É possível que um quadro epidêmico mais grave no Brasil não
pudesse ser evitado, a julgar pelo que ocorre no mundo. No entanto, não restam
dúvidas que o governo federal demorou a agir, podendo implicar em maiores
custos, em vidas e na economia.
O mercado financeiro reage à piora do quadro doméstico.
Estancar perdas não é para já.
No dia 23 de janeiro, o ministro da Saúde afirmou que o País
estava em nível 1 de alerta, em uma escala de 1 a 3. Risco iminente. Mesmo com
a aproximação do carnaval, não houve comunicação em massa sobre os cuidados
mínimos dos indivíduos e medidas sanitárias efetivas nas fronteiras.
Somente após quase dois meses desde o alerta de Mandetta
ocorreu a coletiva do presidente e seus ministros para dar satisfação à
sociedade e apresentar as iniciativas a serem tomadas.
O governo fala em “operação de guerra”, mas batalhas
importantes já foram perdidas, começando pela da comunicação, sendo que o
presidente muito atrapalhou nessa frente.
Não houve qualquer coordenação interna do governo. Ministros
das várias áreas envolvidas se omitiram e o governo ficou paralisado. O presidente,
ao alimentar conflitos e fazer da epidemia uma bandeira política, impediu a
coordenação de esforços com entes da federação e os demais poderes.

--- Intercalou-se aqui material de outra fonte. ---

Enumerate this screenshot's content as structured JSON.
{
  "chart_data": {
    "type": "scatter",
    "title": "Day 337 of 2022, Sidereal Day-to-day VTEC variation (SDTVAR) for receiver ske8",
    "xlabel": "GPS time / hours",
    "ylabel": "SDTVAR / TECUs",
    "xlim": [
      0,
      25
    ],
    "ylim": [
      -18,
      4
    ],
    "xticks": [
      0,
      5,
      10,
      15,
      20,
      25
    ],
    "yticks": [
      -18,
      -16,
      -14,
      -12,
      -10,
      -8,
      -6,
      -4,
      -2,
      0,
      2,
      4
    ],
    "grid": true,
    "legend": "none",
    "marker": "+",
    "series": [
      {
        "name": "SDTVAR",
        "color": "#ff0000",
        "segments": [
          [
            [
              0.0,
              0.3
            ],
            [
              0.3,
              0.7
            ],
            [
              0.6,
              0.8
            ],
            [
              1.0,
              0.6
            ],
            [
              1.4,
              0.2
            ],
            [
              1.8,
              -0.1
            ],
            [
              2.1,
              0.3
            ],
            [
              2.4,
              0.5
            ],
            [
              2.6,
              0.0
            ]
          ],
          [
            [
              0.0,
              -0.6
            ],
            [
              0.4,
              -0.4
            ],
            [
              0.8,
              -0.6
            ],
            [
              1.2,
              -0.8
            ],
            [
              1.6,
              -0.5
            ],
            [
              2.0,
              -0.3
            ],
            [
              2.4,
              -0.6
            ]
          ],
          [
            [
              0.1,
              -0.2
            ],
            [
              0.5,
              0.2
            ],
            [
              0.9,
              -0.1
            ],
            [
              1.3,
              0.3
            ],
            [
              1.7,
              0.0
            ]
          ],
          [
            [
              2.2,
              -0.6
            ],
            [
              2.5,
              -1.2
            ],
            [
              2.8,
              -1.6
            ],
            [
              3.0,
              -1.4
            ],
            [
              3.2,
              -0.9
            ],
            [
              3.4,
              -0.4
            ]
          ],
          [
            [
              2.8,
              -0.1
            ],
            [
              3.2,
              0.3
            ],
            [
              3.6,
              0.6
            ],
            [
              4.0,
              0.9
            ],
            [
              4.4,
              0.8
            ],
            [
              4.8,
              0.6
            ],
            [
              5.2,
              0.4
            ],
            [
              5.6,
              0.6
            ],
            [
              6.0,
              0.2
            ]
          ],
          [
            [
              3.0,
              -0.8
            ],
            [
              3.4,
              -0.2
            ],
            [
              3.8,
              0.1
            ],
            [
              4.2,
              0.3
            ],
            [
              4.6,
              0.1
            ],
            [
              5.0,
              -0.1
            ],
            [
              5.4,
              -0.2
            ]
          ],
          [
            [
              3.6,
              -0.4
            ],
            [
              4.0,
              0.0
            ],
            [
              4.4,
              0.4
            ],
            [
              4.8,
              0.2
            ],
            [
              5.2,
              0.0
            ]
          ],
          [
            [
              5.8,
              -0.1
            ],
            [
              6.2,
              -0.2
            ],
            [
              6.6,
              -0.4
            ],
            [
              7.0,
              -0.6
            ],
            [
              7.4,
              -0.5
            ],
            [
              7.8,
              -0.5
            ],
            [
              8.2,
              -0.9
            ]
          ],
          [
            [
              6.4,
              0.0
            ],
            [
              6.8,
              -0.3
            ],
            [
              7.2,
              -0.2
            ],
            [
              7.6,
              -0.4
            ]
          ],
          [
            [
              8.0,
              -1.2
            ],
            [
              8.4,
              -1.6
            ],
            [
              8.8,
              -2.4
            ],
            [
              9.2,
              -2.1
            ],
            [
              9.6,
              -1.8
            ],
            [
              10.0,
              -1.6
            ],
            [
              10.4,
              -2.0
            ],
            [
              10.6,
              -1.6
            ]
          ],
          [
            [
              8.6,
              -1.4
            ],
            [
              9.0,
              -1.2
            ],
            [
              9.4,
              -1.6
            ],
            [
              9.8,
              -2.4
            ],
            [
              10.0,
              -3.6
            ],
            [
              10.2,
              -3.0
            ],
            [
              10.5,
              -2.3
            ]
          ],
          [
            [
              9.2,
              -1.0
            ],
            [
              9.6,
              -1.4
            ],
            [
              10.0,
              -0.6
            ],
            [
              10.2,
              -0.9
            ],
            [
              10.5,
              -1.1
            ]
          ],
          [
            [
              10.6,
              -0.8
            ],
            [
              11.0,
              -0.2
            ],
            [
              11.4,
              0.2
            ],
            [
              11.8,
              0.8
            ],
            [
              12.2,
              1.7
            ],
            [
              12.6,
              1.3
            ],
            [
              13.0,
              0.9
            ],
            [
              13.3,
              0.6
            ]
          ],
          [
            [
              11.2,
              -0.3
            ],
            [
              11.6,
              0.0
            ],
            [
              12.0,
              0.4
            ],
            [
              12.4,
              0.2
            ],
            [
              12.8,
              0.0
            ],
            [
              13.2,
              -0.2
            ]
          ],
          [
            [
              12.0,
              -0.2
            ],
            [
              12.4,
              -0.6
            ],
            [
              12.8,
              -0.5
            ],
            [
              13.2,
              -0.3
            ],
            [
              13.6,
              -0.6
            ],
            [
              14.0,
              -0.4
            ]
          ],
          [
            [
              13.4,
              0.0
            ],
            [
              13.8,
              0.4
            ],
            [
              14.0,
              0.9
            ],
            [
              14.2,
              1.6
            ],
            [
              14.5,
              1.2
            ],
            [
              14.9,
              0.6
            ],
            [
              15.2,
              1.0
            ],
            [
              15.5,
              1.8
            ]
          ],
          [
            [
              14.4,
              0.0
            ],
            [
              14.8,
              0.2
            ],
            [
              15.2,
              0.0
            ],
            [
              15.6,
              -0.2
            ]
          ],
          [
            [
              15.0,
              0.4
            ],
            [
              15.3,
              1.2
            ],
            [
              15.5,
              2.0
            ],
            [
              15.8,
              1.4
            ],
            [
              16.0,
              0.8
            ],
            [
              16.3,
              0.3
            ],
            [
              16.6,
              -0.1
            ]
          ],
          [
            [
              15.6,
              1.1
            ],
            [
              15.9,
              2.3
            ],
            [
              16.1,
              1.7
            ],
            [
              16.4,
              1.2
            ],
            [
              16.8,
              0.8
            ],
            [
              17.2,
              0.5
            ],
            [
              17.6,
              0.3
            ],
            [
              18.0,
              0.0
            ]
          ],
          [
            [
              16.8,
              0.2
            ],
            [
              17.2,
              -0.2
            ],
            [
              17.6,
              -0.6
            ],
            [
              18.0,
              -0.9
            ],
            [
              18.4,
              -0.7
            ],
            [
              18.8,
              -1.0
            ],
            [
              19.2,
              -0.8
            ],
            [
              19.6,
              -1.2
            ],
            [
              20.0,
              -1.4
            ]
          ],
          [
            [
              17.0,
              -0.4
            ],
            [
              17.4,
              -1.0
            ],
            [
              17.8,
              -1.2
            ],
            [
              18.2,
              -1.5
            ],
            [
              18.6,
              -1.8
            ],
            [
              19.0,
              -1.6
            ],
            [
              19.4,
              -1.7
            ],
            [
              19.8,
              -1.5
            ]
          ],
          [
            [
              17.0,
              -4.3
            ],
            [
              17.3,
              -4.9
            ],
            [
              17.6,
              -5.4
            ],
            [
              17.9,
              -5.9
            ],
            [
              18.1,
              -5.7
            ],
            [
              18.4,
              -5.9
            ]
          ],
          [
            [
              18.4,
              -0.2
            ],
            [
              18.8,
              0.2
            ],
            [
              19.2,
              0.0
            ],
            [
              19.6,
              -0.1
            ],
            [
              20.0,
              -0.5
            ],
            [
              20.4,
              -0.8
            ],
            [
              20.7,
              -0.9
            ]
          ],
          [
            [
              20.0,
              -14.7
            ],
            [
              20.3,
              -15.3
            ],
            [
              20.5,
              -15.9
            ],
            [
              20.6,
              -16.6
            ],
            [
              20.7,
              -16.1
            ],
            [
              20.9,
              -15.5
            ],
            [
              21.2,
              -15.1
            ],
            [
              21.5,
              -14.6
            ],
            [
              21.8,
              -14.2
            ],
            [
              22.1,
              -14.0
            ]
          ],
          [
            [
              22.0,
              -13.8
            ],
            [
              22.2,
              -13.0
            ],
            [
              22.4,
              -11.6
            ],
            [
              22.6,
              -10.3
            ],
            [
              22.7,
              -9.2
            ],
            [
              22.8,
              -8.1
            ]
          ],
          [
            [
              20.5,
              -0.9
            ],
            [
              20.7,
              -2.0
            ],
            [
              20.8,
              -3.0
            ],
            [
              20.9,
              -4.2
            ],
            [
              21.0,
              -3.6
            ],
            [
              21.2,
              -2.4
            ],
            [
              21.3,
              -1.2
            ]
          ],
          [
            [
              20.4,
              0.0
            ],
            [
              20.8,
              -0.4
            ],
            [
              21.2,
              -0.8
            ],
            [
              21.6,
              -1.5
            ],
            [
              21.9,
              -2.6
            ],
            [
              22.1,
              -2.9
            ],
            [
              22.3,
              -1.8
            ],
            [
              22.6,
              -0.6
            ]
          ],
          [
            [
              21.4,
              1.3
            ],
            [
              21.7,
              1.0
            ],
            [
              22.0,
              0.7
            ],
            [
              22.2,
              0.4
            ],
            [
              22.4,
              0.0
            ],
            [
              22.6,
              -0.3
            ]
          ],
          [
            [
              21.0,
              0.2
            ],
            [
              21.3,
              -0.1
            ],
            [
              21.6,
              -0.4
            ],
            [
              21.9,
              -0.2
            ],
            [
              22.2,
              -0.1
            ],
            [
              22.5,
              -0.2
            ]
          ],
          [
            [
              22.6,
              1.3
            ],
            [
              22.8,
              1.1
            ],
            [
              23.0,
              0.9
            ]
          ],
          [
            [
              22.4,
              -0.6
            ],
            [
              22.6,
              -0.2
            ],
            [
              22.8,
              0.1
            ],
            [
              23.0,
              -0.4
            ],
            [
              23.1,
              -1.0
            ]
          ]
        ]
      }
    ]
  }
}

Na coletiva de ontem, faltou resposta à altura ao grave
quadro e nada muito concreto foi anunciado sequer para conter o contágio de
pessoas e preparar a rede hospitalar. Segundo o ministro da Saúde, a
estabilização de novos casos da doença poderá ocorrer apenas em julho; isso em
um cenário benigno.
De batalha em batalha perdida, o País caminha rapidamente
para o isolamento social, sofrimento da sociedade e quadro recessivo, sem
contar os riscos de desabastecimento. O que não se sabe é em qual intensidade.
Políticas macroeconômicas tradicionais para lidar com a
crise são praticamente inócuas. Nem mesmo as localizadas, como as intervenções
do Banco Central no mercado de câmbio.
Se em condições menos agudas as intervenções têm eficácia
bastante limitada, agora, ainda mais, pois todos os vetores puxam o dólar para
cima. As incertezas no mercado global se somam aos riscos internos derivados da
escalada da epidemia no Brasil. Essa política, na melhor das hipóteses, pode
ajudar a dirimir problemas de liquidez no mercado cambial. Mesmo a contenção de
movimentos de manada, quando o mercado fica sem referências, ficou bastante
dificultada.
Do lado da política monetária, não será o corte da Selic
para 3,75% que mudará o cenário econômico. As respostas dos bancos centrais no
mundo que reduzem as taxas de juros parecem uma tentativa de acalmar os
mercados do que fruto de uma visão mais estruturada de médio prazo. O crédito
na economia não irá reagir aos juros ainda mais baixos.
Por essa mesma razão, ainda que o mercado venha a reagir
positivamente à medida – o que não está claro já que a decisão do Copom veio
dentro do esperado e com sinalização de pausa adiante –, será algo de
curtíssimo prazo. Nada que acalme os mercados efetivamente e limite o contágio
financeiro na economia.
Talvez o mais adequado teria sido aguardar para cortar os
juros, guardando munição para o futuro, quando as políticas de estímulo à
demanda poderão ser mais eficazes. E o futuro que nos aguarda poderá ser muito
difícil a depender da capacidade de ação do governo.
Trazer algum alento aos mercados, contendo perdas e o aperto
das condições financeiras, dependerá de ação conjunta do governo. Não se pode
esperar tanto do Banco Central.
A sociedade pede ação, o setor produtivo pressiona por ajuda
e o mercado financeiro por medidas econômicas que estanquem as perdas.
Nessa guerra será necessário estratégia para definir as
batalhas de cada dia e coordenação de esforços. Atirar às cegas, não.